Lone Star explains to investors one way it profits from delinquent loans. Lone Star’s mortgage subsidiary will lower a borrower’s monthly payment if “the net present value of a modification is greater than the net present value of a foreclosure, loan sale or short sale.” Translation: If foreclosing on a homeowner is the most profitable option, Lone Star is likely to foreclose.

Not surprisingly, the new bosses for the housing market are much like the old bosses, except worse. Paperwork is misplaced or disappears. Homeowners can’t get responses or assistance. Modifications come too late to prevent foreclosures, and the beat goes on.

Pretty simply when you turn over the chicken house to the fox, you don’t just have a problem, you have no chickens, and in this case all of us, especially in low-and-moderate income communities are the chickens, clucking all the way to the slaughter.

Think I’m exaggerating? Here’s a perfect example from the Times on the vicious circle of predatory exploitation that Nationstar is able to practice directly and through its subsidiaries:

The whirl of transactions illustrates how Nationstar can control nearly every stage of the mortgage process, posing potential conflicts of interest as it earns fees along the way. Nationstar collects bills and, when people don’t pay, can foreclose on homes. Nationstar earns fees auctioning those homes through Homesearch. Ads on Homesearch, which is now known online as Xome.com, direct bidders to Greenlight. Nationstar can then collect on the new mortgage, bringing the process full circle.

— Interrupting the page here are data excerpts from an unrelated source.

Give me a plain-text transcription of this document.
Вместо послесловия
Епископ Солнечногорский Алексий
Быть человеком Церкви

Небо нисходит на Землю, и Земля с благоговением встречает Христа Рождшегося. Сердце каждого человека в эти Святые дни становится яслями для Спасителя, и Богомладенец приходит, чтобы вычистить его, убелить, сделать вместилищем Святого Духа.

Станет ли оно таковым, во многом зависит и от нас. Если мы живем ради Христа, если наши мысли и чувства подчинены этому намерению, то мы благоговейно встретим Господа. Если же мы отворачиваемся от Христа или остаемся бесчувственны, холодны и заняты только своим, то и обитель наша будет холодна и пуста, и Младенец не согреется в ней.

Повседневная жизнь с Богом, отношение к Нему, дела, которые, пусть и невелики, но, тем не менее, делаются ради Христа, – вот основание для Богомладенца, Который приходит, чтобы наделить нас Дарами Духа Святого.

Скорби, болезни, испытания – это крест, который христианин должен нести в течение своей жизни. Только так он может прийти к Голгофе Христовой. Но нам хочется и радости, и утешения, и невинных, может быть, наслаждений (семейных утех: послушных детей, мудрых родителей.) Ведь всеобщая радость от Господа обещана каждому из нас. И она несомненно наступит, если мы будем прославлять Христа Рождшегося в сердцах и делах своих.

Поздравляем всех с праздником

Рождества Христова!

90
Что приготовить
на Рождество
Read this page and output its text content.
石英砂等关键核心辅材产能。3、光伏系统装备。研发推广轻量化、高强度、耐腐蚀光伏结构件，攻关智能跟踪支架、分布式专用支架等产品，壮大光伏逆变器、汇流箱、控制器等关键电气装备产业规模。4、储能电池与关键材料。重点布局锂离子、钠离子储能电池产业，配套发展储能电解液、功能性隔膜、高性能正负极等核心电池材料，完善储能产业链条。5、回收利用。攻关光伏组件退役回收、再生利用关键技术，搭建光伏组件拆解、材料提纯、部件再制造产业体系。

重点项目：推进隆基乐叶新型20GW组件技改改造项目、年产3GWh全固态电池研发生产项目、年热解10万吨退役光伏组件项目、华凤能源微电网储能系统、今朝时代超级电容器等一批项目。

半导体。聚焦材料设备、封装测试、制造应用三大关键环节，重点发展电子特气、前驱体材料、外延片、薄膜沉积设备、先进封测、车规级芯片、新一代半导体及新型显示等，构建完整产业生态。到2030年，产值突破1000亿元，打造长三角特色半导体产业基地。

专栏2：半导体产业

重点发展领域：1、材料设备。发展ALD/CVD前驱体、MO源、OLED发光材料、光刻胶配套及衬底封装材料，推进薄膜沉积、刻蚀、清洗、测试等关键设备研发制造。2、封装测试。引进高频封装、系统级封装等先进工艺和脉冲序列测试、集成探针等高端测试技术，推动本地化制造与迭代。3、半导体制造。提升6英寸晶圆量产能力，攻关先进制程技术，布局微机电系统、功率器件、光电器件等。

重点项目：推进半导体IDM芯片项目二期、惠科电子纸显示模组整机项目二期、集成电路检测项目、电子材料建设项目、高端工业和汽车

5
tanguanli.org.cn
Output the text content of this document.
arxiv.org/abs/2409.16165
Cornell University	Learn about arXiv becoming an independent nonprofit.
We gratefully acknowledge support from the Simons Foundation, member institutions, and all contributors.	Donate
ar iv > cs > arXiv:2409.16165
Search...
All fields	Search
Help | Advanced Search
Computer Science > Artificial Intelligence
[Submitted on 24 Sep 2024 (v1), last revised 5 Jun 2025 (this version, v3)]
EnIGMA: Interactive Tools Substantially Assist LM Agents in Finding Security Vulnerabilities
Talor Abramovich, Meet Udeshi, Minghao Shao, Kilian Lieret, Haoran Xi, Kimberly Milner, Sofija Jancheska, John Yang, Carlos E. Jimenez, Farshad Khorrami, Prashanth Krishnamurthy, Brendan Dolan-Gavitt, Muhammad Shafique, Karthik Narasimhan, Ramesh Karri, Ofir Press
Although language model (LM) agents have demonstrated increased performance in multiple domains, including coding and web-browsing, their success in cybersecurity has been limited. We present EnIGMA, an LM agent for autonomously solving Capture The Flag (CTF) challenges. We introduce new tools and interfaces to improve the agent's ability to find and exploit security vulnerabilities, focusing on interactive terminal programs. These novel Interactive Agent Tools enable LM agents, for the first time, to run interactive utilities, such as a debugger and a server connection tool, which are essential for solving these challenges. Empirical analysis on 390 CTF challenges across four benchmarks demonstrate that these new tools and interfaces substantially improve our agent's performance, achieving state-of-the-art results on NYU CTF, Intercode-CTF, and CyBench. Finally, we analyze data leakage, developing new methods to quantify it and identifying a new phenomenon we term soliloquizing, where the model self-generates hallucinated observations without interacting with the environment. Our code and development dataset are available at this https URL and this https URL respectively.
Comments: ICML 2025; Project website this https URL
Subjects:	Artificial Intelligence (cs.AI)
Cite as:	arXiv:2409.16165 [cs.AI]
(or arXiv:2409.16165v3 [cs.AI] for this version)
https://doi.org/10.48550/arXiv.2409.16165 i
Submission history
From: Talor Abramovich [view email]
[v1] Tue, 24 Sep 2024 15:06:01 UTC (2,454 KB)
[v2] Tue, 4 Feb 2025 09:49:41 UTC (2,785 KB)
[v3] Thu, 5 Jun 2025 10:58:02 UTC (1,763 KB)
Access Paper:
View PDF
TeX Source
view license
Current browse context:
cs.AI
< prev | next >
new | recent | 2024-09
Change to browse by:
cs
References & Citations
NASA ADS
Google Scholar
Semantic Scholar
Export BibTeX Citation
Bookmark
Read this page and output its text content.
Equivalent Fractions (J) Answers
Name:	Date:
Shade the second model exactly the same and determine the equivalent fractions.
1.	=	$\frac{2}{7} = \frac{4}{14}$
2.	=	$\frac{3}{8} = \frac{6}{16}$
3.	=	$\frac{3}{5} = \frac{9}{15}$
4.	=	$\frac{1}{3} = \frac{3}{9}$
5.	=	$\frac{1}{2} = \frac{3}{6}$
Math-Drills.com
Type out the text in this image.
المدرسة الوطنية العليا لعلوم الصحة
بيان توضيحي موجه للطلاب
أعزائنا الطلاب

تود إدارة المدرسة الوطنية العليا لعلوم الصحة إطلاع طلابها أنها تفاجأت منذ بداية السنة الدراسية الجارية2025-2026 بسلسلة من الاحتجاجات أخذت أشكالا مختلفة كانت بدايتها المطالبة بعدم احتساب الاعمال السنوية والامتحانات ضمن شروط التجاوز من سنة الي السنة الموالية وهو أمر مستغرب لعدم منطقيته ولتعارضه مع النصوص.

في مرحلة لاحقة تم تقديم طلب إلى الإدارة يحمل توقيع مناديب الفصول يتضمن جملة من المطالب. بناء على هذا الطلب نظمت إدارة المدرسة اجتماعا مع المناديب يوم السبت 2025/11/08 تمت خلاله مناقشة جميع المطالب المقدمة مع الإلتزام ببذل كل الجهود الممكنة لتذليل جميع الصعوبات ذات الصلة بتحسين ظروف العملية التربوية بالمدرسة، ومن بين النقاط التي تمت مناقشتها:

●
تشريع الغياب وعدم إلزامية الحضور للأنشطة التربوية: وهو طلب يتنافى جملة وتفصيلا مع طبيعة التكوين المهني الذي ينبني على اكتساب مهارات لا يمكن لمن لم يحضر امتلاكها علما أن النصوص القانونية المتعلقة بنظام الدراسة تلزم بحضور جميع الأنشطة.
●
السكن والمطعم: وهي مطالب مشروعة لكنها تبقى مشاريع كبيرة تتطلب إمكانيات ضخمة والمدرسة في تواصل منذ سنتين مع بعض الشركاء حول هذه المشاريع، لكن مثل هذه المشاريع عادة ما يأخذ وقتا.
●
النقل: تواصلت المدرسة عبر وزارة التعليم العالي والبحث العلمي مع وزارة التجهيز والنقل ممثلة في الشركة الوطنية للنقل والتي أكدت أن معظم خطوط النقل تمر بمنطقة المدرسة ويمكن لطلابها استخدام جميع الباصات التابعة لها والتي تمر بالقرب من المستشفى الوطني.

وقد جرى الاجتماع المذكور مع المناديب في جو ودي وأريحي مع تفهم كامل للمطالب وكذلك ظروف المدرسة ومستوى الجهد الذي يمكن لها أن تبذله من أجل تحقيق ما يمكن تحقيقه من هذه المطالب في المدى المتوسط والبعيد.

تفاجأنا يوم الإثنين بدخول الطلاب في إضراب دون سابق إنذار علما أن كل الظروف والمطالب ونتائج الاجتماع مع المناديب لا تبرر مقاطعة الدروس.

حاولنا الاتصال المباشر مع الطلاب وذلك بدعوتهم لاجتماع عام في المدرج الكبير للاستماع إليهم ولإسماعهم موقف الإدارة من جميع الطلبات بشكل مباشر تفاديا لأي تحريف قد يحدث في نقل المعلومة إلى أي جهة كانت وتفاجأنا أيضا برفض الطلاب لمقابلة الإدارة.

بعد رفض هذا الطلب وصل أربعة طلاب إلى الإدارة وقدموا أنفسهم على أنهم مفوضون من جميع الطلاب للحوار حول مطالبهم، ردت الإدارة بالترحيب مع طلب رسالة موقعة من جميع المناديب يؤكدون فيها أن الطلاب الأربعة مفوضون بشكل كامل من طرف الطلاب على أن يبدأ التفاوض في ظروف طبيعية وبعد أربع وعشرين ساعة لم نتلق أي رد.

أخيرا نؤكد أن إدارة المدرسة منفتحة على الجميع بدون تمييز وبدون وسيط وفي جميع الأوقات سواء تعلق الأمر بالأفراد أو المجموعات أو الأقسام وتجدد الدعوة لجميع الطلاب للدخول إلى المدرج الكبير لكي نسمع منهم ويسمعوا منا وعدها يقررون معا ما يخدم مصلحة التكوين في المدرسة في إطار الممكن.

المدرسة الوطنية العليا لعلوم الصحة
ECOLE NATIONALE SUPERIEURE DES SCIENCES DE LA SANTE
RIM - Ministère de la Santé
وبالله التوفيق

As banks have pulled out of housing and private equity has swooped in, low and moderate communities are also being starved of needed investment, which also feeds into yet another cycle or deteriorating conditions for our communities. What’s the government doing about all of this? Not much. There’s talk of some new regulations by HUD, but who knows at this point, that may be too little and it’s definitely too late. Some Congressmen are moaning about their folks and foreclosures, but most of this is wishing-and-a-hoping. Looks like we’re headed for the wall again, unless there’s big change in the relationships between Washington and Wall Street, and that’s not looking so good this minute either.